Le directeur indépendant, Gerry McNeilly, devra notamment se prononcer sur des allégations d'arrestations et de fouilles illégales. Son Bureau a reçu 275 plaintes de citoyens. L'Association canadienne des libertés civiles en a porté plus de 80 au nom de présumées victimes.
« On a des plaintes d'arrestations illégales, on a des plaintes de femmes qui ont été traitées de façon à ce qu'on ne s'attendrait pas là en 2010 », explique Nathalie Desrosiers, avocate de L'Association canadienne des libertés civiles. Jeudi, le témoignage de deux femmes qui se sont plaintes de propos à connotation sexuelle de la part des policiers a été rendu public.
Le directeur indépendant a l'obligation de réviser toutes les plaintes une par une. Il a noté plusieurs similitudes entre les témoignages, ce qui le porte à croire que le problème est vaste et que son Bureau doit examiner l'ensemble des pratiques policières.
Le directeur a le pouvoir d'enquêter sur les services de police municipaux et sur la Police provinciale de l'Ontario. Ses enquêteurs peuvent saisir des dossiers ou obliger une personne à donner des renseignements.

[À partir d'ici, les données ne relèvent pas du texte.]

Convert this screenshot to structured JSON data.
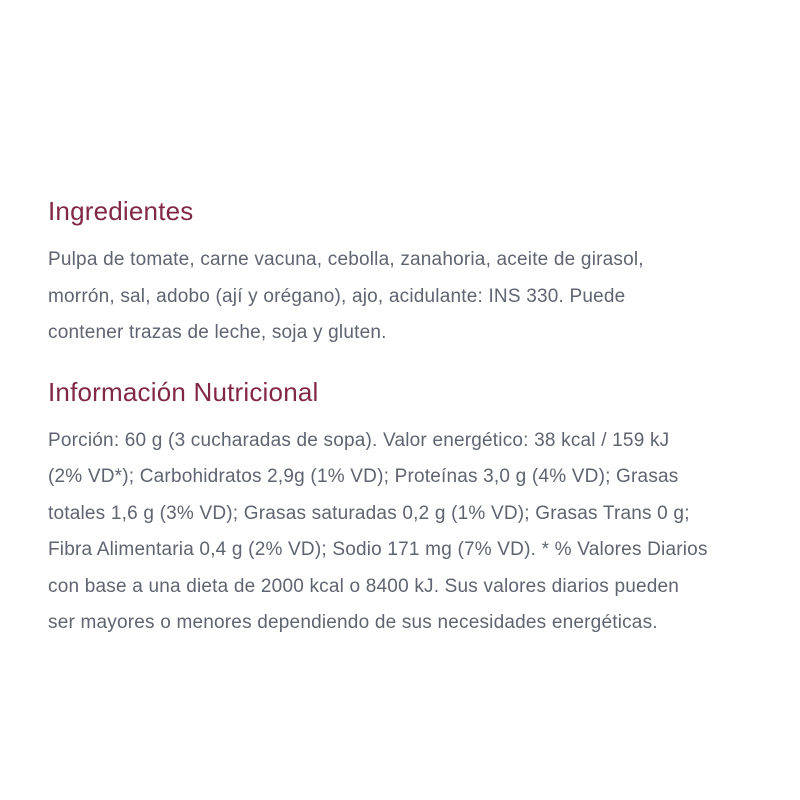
{
  "page": {
    "background_color": "#ffffff",
    "heading_color": "#822846",
    "body_text_color": "#5e6470"
  },
  "sections": [
    {
      "title": "Ingredientes",
      "body": "Pulpa de tomate, carne vacuna, cebolla, zanahoria, aceite de girasol,\nmorrón, sal, adobo (ají y orégano), ajo, acidulante: INS 330. Puede\ncontener trazas de leche, soja y gluten."
    },
    {
      "title": "Información Nutricional",
      "body": "Porción: 60 g (3 cucharadas de sopa). Valor energético: 38 kcal / 159 kJ\n(2% VD*); Carbohidratos 2,9g (1% VD); Proteínas 3,0 g (4% VD); Grasas\ntotales 1,6 g (3% VD); Grasas saturadas 0,2 g (1% VD); Grasas Trans 0 g;\nFibra Alimentaria 0,4 g (2% VD); Sodio 171 mg (7% VD). * % Valores Diarios\ncon base a una dieta de 2000 kcal o 8400 kJ. Sus valores diarios pueden\nser mayores o menores dependiendo de sus necesidades energéticas."
    }
  ]
}
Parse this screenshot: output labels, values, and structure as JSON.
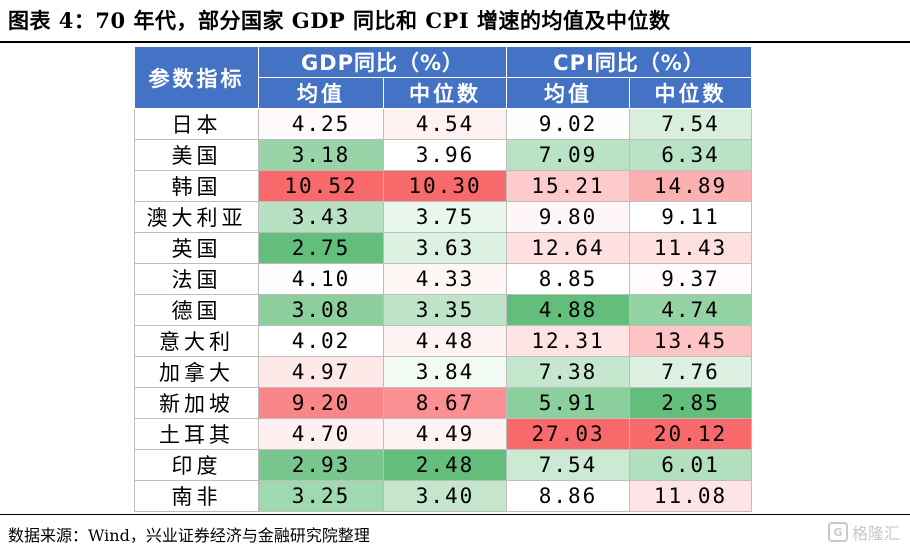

L'avocat Julian Falconner fait partie de ceux qui ont demandé au Bureau de faire enquête. « Il a tous ces pouvoirs pour faire vraiment une enquête indépendante et il a la crédibilité, il a l'indépendance », soutient-il.
Le directeur remettra son rapport et ses recommandations au procureur général de la province.
Plus d'un millier d'arrestations ont eu lieu durant le Sommet. Trois autres enquêtes, dont celle de l'ombudsman de l'Ontario, sont en cours relativement au travail des policiers.